Ayat ke-227 ini tentu masih erat kaitannya dengan ayat ke-226 sebelumnya. Kalau di ayat sebelumnya, pasangan suami istri bisa memilih untuk rujuk kembali setelah suami melakukan ilaa’ kepada istrinya, maka di ayat ke-227 ini diperintahkan untuk menceraikan saja apabila tidak mau rujuk.
Dengan demikian hanya ada dua pilihan saja, antara rujuk atau cerai dan harus dipilih salah satu. Jangan sampai dirujuk tapi tidak dicerai, yang membuat posisi istri jadi terkatung-katung tidak jelas statusnya.
Lafazh ‘azamu (عَزَمُوا) adalah fi’il madhi yang maknanya adalah ber’azam alias berketetapan hati, yakin dan mantap. Sedangkan lafazh ath-thalaq (الطَّلَاقَ) artinya perceraian. Maka makna penggalan ini adalah : “jika mereka berketetapan hati untuk bercerai”.

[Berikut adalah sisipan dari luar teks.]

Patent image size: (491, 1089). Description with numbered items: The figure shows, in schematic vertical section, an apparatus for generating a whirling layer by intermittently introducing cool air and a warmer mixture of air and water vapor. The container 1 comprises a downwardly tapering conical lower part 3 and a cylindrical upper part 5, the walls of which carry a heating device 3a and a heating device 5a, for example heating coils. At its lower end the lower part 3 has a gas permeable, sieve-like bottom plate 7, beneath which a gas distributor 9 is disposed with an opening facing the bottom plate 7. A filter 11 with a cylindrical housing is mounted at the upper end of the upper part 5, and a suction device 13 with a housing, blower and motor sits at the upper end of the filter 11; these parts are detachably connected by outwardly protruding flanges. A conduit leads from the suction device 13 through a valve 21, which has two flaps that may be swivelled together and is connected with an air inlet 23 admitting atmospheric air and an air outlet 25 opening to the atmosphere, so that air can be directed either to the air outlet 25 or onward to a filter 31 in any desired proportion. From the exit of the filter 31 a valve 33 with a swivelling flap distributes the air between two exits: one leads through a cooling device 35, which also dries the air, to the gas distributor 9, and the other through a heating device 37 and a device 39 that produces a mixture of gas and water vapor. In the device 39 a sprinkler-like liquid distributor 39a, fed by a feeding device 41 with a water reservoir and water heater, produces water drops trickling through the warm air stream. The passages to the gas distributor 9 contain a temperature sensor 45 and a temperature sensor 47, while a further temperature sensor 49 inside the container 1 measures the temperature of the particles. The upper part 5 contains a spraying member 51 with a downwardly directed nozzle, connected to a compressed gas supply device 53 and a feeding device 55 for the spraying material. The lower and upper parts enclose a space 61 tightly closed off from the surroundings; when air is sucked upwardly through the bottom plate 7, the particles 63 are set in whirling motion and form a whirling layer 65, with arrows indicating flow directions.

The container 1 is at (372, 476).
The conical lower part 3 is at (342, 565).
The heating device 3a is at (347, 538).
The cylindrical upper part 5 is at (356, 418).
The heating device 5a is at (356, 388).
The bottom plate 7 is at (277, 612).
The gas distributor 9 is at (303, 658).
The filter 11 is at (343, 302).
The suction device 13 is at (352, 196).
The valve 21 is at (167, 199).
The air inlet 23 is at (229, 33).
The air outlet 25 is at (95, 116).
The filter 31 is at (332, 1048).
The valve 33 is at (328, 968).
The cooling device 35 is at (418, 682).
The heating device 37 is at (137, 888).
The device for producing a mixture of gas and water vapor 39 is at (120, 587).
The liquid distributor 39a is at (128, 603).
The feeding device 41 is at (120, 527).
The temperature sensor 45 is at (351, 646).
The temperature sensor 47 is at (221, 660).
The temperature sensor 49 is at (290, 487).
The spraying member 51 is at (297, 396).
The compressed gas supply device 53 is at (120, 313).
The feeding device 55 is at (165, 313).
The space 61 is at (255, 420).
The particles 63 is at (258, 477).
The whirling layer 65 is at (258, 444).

Pesan yang dikandung ayat ini bahwa Allah SWT memberi kesempatan kepada para suami berpikir selama empat bulan untuk mengambil keputusan tegas, yakni kembali hidup sebagai suami istri yang normal atau menceraikan istrinya.
Lalu manakala pada akhirnya mereka memutuskan untuk bercerai, tentu juga harus diterima. Namun untuk itu mereka harus menetapkan hati tanpa ada keraguan dan menerima resiko atas keputusan untuk bercerai.
Makna samiun (سَمِيعٌ) adalah Maha Mendengar, sedangkan makna alimun (عَلِيمٌ) adalah Maha Mengetahui.
Penggalan ini merupakan jawaban dari ungkapan sebelumnya, yaitu bila mereka berkehendak untuk bercerai, maka dijawab yaitu lafazh : “sesungguhnya Allah Maha Mendengar lagi Maha Mengetahui.”
Maksudnya tidak mengapa bila mereka bercerai, silahkan saja. Ayat ini ditutup dengan kedua sifat Allah tersebut.
Pertama, bahwa Allah SWT itu Maha Mendengar, dalam hal ini mendengar apa yang diucapkan oleh suami kepada istrinya untuk menceraikan. Kedua, bahwa Allah SWT Maha Mengetahui, dalam hal ini Allah SWT mengetahui niat yang ada di dalam hati hamba-Nya. Apakah niatnya mau menceraikan baik-baik, atau memang mau menyiksa istri dengan cara digantung cerai.
Yang menarik juga untuk digaris-bawahi bahwa penutup ayat ini dan ayat sebelumnya juga punya keterkaitan. Ketika pilihannya rujuk, maka Allah SWT itu Maha Pengampun dan Penyayang. Namun ketika pilihannya adalah perceraian, maka Allah SWT itu Maha Mendengar dan Maha Kasih Sayang.
Mungkin muncul pertanyaan, kenapa ketika pilihannya berupa perceraian, malah disebutkan Allah SWT itu Maha Mendengar dan Maha Kasih sayang? Bukankah perceraian itu menguncang Arsy?
Jawabannya karena dalam kasus ini, justru perceraian adalah jalan yang terbaik bagi istri, ketimbang digantung lewat cara ilaa’ oleh suaminya. Dia jadi terbebas dari kesewenangan suami, meskipun akhirnya memilih hidup sendiri. Maka dari itu yang lebih diekspose adalah sifat Allah Yang Maha Mendengar keluhan dan penderitaan istri yang selama ini dizhalimi suaminya dengan cara ilaa’.